Ballyward Limited est le nom d’une société écran créée par Manubhai Jethabhai Patel et Siva Rama Vara Prasad Motaparti, deux Indiens qui sont à la tête d’un empire industriel au Togo et en Afrique. Créée avec l’aide du cabinet panaméen Monsack Fonsecka, au centre du scandale international Panama Papers, Ballyward Limited est une société écran, qui a vu le jour en 2000, sur les Iles Vierges Britanniques, un paradis fiscal, et qui leur sert à faire évaporer leur fortune.

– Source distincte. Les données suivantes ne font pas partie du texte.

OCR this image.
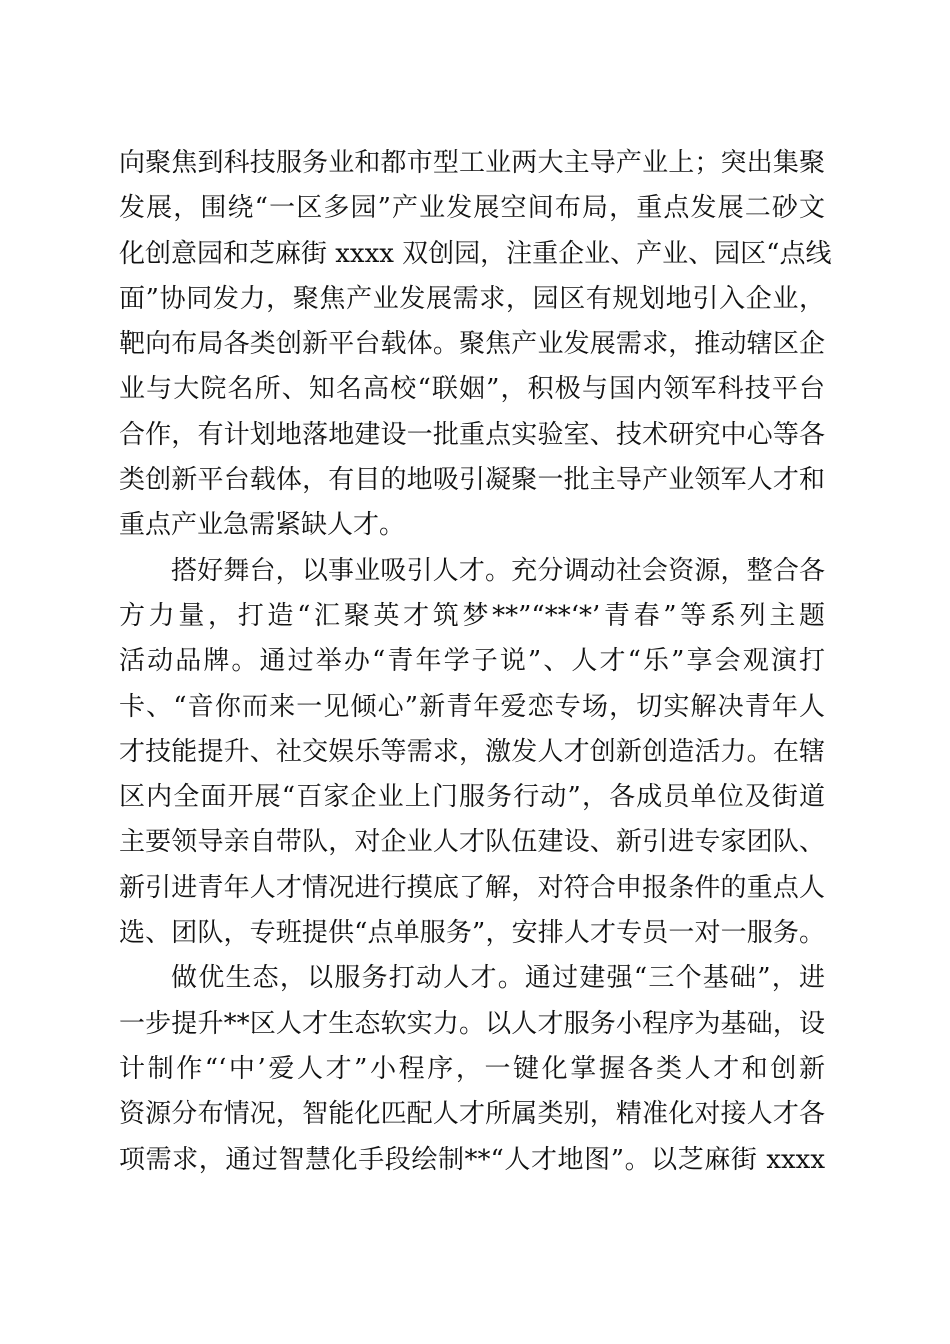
向聚焦到科技服务业和都市型工业两大主导产业上；突出集聚
发展，围绕“一区多园”产业发展空间布局，重点发展二砂文
化创意园和芝麻街 xxxx 双创园，注重企业、产业、园区“点线
面”协同发力，聚焦产业发展需求，园区有规划地引入企业，
靶向布局各类创新平台载体。聚焦产业发展需求，推动辖区企
业与大院名所、知名高校“联姻”，积极与国内领军科技平台
合作，有计划地落地建设一批重点实验室、技术研究中心等各
类创新平台载体，有目的地吸引凝聚一批主导产业领军人才和
重点产业急需紧缺人才。
搭好舞台，以事业吸引人才。充分调动社会资源，整合各
方力量，打造“汇聚英才筑梦**”“**‘*’青春”等系列主题
活动品牌。通过举办“青年学子说”、人才“乐”享会观演打
卡、“音你而来一见倾心”新青年爱恋专场，切实解决青年人
才技能提升、社交娱乐等需求，激发人才创新创造活力。在辖
区内全面开展“百家企业上门服务行动”，各成员单位及街道
主要领导亲自带队，对企业人才队伍建设、新引进专家团队、
新引进青年人才情况进行摸底了解，对符合申报条件的重点人
选、团队，专班提供“点单服务”，安排人才专员一对一服务。
做优生态，以服务打动人才。通过建强“三个基础”，进
一步提升**区人才生态软实力。以人才服务小程序为基础，设
计制作“‘中’爱人才”小程序，一键化掌握各类人才和创新
资源分布情况，智能化匹配人才所属类别，精准化对接人才各
项需求，通过智慧化手段绘制**“人才地图”。以芝麻街 xxxx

Lors de nos investigations, notre Rédaction a pu joindre M. Ahialey. Il a soigneusement décliné notre demande de rendez-vous, le jugeant « inopportun ». Il est resté vague sur l’actionnariat de la société ATS et a surtout nié connaitre Ballyward. Contacté par un confrère ghanéen sur la question, Manubhai Jethabhai Patel, lui, a dû reconnaître l’existence de Ballyward mais s’est contenté d’avancer qu’elle est une société de « management ». Tous les deux ont ainsi tenté de noyer la vérité.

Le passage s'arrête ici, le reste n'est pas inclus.